Friday, October 23, 2009
College is a Good Thing
When a student opts for the pro's instead of high scool, it saddens me a bit. When a basketball player takes his mandatory one year to college and bolts to the NBA, it hurts the college game and the recruiting effort.
Many of us have teens in college or high school, and we are closer to this issue than we may have been a few years ago, and therefore, it doesn't seem like the right thing to do.
What happened to loyalty and school pride? What's the point of recruiting a Blue Chip athlete if a team is only going to have them for one year? Ohio State is in the championship game one year and doesn't make the tourney the next? How would you like to be that coach? So much for Buckeye Spirit.
Baseball, curiously has a hybrid rule that allows high school graduates to enter the draft. However, if they go to a four year university, they must wait until after their junior year to be draft eligible. We like that rule. Education should be the number one priority.
However, there are ways around this rule if a players goes to a Junior College. A player is eligible after each completed JC season. A player may use this strategy to move up the draft board. Let's say a player gets drafted in the 30th round after his senior year in High School. They don't offer much money at those rounds, so the player goes to a JC. The year after his JC freshman season, he moves up to the 18th round. Still not good enough money to make a living, but he did move up and is being followed. After his sophomore year, he moves up to the 6th round where the money is decent enough to sign and does so.

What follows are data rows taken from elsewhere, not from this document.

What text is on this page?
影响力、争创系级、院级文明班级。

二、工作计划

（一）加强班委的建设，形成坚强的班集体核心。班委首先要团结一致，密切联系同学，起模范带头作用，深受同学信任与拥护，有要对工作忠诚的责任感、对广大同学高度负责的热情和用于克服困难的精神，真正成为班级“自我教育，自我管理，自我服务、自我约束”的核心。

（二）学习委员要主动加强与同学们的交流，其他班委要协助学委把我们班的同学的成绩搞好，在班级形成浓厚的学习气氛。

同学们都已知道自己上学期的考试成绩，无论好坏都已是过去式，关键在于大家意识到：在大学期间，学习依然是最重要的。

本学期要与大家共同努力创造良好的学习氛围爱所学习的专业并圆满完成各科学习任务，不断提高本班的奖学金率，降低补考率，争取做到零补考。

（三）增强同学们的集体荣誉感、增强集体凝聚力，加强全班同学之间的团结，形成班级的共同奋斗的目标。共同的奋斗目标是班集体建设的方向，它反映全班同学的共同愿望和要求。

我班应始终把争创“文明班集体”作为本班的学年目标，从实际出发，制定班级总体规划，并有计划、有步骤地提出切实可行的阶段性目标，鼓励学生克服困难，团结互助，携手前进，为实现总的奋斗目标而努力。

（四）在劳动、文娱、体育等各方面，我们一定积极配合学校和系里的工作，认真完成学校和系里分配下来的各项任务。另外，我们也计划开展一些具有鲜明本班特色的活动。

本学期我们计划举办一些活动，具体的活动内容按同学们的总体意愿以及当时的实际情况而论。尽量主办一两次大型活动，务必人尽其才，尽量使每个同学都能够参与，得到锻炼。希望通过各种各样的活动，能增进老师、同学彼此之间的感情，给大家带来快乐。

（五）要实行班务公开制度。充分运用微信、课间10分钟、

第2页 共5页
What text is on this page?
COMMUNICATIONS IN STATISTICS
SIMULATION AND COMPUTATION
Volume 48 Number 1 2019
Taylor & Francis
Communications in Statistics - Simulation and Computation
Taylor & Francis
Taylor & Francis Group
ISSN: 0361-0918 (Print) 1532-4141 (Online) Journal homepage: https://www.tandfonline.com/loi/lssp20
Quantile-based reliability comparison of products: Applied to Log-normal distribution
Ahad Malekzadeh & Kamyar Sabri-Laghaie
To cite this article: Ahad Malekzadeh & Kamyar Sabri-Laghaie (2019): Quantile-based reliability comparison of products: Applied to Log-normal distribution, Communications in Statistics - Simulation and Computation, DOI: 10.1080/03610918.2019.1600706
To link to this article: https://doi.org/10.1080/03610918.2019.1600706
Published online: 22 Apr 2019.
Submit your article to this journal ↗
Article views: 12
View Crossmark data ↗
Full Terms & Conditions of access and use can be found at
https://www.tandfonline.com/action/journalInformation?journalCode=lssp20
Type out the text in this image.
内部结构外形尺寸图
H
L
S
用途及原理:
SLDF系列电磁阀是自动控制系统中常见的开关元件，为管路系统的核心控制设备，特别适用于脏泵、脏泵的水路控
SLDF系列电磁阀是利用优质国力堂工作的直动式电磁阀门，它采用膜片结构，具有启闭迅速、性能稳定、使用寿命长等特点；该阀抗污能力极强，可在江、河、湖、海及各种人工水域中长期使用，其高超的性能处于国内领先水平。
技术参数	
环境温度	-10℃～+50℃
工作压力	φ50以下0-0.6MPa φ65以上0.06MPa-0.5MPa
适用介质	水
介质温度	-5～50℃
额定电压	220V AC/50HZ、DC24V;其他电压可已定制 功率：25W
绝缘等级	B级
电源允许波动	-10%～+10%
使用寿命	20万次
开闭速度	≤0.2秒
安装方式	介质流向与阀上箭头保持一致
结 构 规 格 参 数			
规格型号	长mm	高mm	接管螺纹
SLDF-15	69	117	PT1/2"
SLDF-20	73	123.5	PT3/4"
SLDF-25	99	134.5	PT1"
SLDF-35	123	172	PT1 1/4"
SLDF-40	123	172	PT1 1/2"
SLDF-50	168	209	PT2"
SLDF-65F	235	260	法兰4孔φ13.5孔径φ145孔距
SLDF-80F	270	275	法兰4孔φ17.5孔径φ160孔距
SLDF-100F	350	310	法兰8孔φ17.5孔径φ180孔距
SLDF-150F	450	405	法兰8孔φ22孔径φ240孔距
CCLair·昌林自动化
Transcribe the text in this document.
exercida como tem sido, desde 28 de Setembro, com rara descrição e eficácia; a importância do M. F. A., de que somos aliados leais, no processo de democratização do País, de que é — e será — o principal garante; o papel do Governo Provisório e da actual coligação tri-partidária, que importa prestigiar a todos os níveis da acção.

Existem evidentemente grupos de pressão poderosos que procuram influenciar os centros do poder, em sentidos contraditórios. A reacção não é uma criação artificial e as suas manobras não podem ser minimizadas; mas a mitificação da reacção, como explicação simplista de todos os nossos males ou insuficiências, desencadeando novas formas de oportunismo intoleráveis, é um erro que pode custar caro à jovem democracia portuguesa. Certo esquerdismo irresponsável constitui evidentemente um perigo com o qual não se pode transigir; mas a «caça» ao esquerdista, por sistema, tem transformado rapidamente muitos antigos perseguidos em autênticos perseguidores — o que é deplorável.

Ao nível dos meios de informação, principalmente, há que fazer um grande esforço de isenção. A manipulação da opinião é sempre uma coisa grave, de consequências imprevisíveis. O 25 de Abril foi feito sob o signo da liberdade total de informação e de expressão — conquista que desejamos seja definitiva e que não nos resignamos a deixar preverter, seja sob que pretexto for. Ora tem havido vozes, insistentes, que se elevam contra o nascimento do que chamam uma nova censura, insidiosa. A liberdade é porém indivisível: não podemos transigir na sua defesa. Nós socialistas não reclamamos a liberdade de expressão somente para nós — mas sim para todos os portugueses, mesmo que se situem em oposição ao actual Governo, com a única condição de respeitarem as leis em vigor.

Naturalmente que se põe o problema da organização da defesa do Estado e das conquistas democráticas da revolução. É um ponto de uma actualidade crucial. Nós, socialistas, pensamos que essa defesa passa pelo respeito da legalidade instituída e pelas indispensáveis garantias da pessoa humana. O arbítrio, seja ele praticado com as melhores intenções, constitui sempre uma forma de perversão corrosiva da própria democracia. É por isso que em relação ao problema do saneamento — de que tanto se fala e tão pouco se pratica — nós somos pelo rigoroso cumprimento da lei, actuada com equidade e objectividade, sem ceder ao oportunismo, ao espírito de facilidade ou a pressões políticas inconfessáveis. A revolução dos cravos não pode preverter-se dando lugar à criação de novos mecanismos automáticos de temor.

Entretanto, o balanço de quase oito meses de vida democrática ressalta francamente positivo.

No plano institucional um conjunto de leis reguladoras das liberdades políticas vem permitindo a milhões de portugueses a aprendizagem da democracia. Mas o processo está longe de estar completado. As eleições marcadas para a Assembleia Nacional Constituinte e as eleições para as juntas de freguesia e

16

The JC route is not a bad strategy. At least the player gets an education, but in our opinion, that player may have had a more memorable experience, a better education and more applicable post baseball opportunities at a four year college. If that same player had gone to a four year and then decided to leave after his junior year and baseball didn't pan out, he would only have one year of college to complete...which is much more manageable.
Plus, nothing beats the college experience...the football games on Saturday afternoons, the college basketball season and the built in fan base of 25,000 plus faithful students, thousands of alumni and locals can provide at those sporting events. One year away from the real world of the baseball business will not make or break a players chances to succeed. MLB is full of college players that played at LEAST 3 years at a 4 year university. Even for those that didn't make it to the Bigs, most pro contracts will pay for the player to go back to college and finish his degree. Wouldn't it be easier for that player to only have a few semesters to get that degree? We think so.
Unless a player is the LeBron of baseball, it's just so hard for a player to succeed out of High School. There are so many intangibles at that young age. College gives the player a chance to grow up in a more controlled and disciplined environment to help him ease into the sometimes harsh realities of today's world. It's hard enough even for college players to make it...For instance, according to the NCAA, 9.4% of all players go on to play professionally if they go to college, versus .45% of players going professional from High School.
So, if any of you players are good enough to make that decision to go pro or college...pick college...College will not only help you mature and grow mentally, but every D-I program has top notch strength and conditioning programs and facilities that are often not readily available at the rookie and Single A level. You will emerge out of college smarter, more conditioned and disciplined than that kid that decided to make a leap into the big time out of high school...Plus, that degree will be far more valuable than any pro contract in the long run. If you are that good and have a desire to play pro...the scouts will be there waiting...and salivating at that mature, physical specimen that college helped you become.